Statins’ star power has been phenomenal. The 2010 annual report of the US Centers for Disease Control and Prevention’s National Center for Health Statistics showed that statin use in adults 45 years and older jumped from 2% to 25% between 1988 and 2008. Although millions of Americans take the drug to stave off clogged arteries and heart disease, it can produce adverse effects. The US Food and Drug Administration (FDA) announced in February that it is changing the safety information packaged with statins to reflect new patient data.
Cholesterol is a fatty substance produced by the liver. It is needed for proper functioning of cell membranes and serves as a precursor molecule for bile acids, vitamin D and several hormones. It’s consumed in foods containing animal fats, such as eggs, beef, poultry and pork. It is also found in fried foods, some dairy products and in trans fats found in baked goods. While the body needs cholesterol to function, too much of it can be detrimental. Cholesterol when packaged with fat is sticky, so the excess gloms onto artery walls, where it can form hard substances called plaques. Atherosclerosis literally means “hardening of the arteries” and is characterized by narrowed blood vessels that have lost their elasticity. Stiff, blocked arteries reduce blood flow, which can lead to heart attacks and strokes.
Hypercholesterolemia, high cholesterol levels in the blood, can be due to a genetic predisposition, a high-fat diet or the presence of another disease, such as diabetes. If diet and exercise do not adequately lower the level of low-density lipoprotein, the so-called “bad” cholesterol in the body, and your doctor considers you at high risk, then a statin may be prescribed. Statins block the enzyme HMG-CoA from being converted into a form the liver can use to synthesize cholesterol.
Revised Safety Warnings
According to the FDA, the package inserts for statins will now include several new or modified safety warnings. One will alert patients to the possibility of cognitive impairment. Some patients on statins have reported memory loss, forgetfulness and confusion. Another warning will mention the risk of type 2 diabetes due to an increase in blood sugar levels. A third alert will notify patients of the risk of drug-induced myopathy, muscle weakness and pain, especially from drug interactions with lovastatin. The final revision will notify patients that their liver enzymes will no longer need to be routinely monitored because the incidence of liver injury directly related to statin use is so rare. However, the FDA recommends that liver enzymes be measured before statin treatment begins and as needed if patients develop symptoms of liver damage, such as jaundice, fatigue and abdominal pain.

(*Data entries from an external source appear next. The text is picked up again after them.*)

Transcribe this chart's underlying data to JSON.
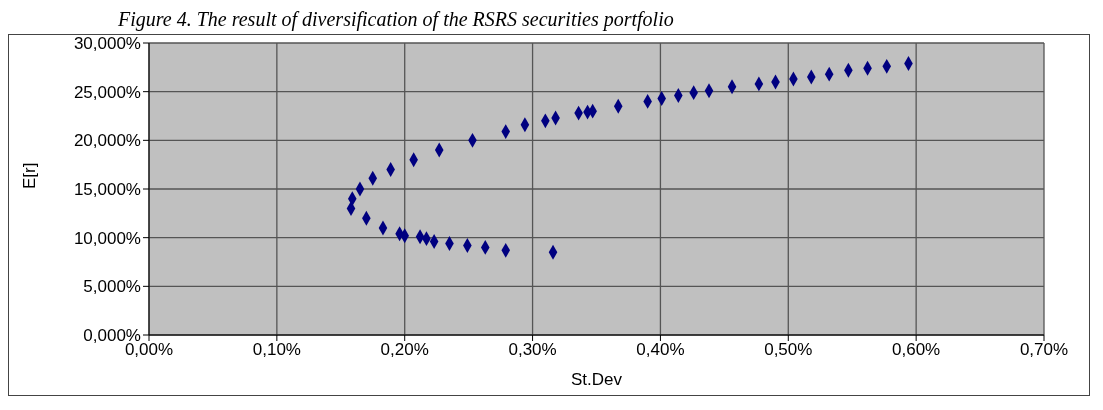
{
  "chart_data": {
    "type": "scatter",
    "title": "Figure 4. The result of diversification of the RSRS securities portfolio",
    "xlabel": "St.Dev",
    "ylabel": "E[r]",
    "x": [
      0.158,
      0.159,
      0.165,
      0.175,
      0.189,
      0.207,
      0.227,
      0.253,
      0.17,
      0.183,
      0.196,
      0.2,
      0.212,
      0.217,
      0.223,
      0.235,
      0.249,
      0.263,
      0.279,
      0.316,
      0.279,
      0.294,
      0.31,
      0.318,
      0.336,
      0.343,
      0.347,
      0.367,
      0.39,
      0.401,
      0.414,
      0.426,
      0.438,
      0.456,
      0.477,
      0.49,
      0.504,
      0.518,
      0.532,
      0.547,
      0.562,
      0.577,
      0.594
    ],
    "series": [
      {
        "color": "#000080",
        "values": [
          13.0,
          14.0,
          15.0,
          16.1,
          17.0,
          18.0,
          19.0,
          20.0,
          12.0,
          11.0,
          10.4,
          10.2,
          10.1,
          9.9,
          9.6,
          9.4,
          9.2,
          9.0,
          8.7,
          8.5,
          20.9,
          21.6,
          22.0,
          22.3,
          22.8,
          22.9,
          23.0,
          23.5,
          24.0,
          24.3,
          24.6,
          24.9,
          25.1,
          25.5,
          25.8,
          26.0,
          26.3,
          26.5,
          26.8,
          27.2,
          27.4,
          27.6,
          27.9
        ]
      }
    ],
    "xlim": [
      0,
      0.7
    ],
    "ylim": [
      0,
      30
    ],
    "xticks": [
      {
        "value": 0,
        "label": "0,00%"
      },
      {
        "value": 0.1,
        "label": "0,10%"
      },
      {
        "value": 0.2,
        "label": "0,20%"
      },
      {
        "value": 0.3,
        "label": "0,30%"
      },
      {
        "value": 0.4,
        "label": "0,40%"
      },
      {
        "value": 0.5,
        "label": "0,50%"
      },
      {
        "value": 0.6,
        "label": "0,60%"
      },
      {
        "value": 0.7,
        "label": "0,70%"
      }
    ],
    "yticks": [
      {
        "value": 0,
        "label": "0,000%"
      },
      {
        "value": 5,
        "label": "5,000%"
      },
      {
        "value": 10,
        "label": "10,000%"
      },
      {
        "value": 15,
        "label": "15,000%"
      },
      {
        "value": 20,
        "label": "20,000%"
      },
      {
        "value": 25,
        "label": "25,000%"
      },
      {
        "value": 30,
        "label": "30,000%"
      }
    ],
    "grid": true,
    "marker": "diamond"
  }
}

Cholesterol and Hemophilia
Although having hemophilia might seem to confer a protective effect against cardiovascular disease, that’s not the case. A 2010 study in the Journal of Thrombosis and Haemostasis found that people with hemophilia had equivalent degrees of atherosclerosis as their unaffected peers. Autopsies revealed no difference in the amount of hypertension, hypercholesterolemia, smoking and diabetes between the two groups. Further, the degree of stenosis, or abnormal artery narrowing, was comparable.
“People with hemophilia can develop high cholesterol,” says Patrick Fogarty, MD, director of the Penn Comprehensive Hemophilia and Thrombosis Program at the University of Pennsylvania Medical Center in Philadelphia. “It’s not uncommon for individuals who have concurrent HIV infection to develop hyperlipidemia (elevated lipids, or fats, in the blood).” That’s because the highly active antiretroviral therapy (HAART) drugs prescribed for patients with HIV affect lipid, or fat, metabolism. HAART drugs can cause lipodystrophy, abnormal fat accumulation in different parts of the body.
Of all the FDA modifications to the new product inserts for statins, Fogarty is most concerned about the one for patients with pre-existing liver disease. “Everyone going on statins still will have to be monitored initially for changes in liver function tests,” he says. “You have to be even more cautious in a person who has underlying liver inflammation and high transaminases (elevated liver enzymes) to begin with.”
If you’re on HAART medications to treat HIV, or you have a family history of diabetes, heart disease or obesity, it’s important that your primary care physician evaluates your cholesterol values, says Fogarty. Routine screening is important for those without risk factors, too. “By the age of 40, every person should have his cholesterol levels measured,” Fogarty says.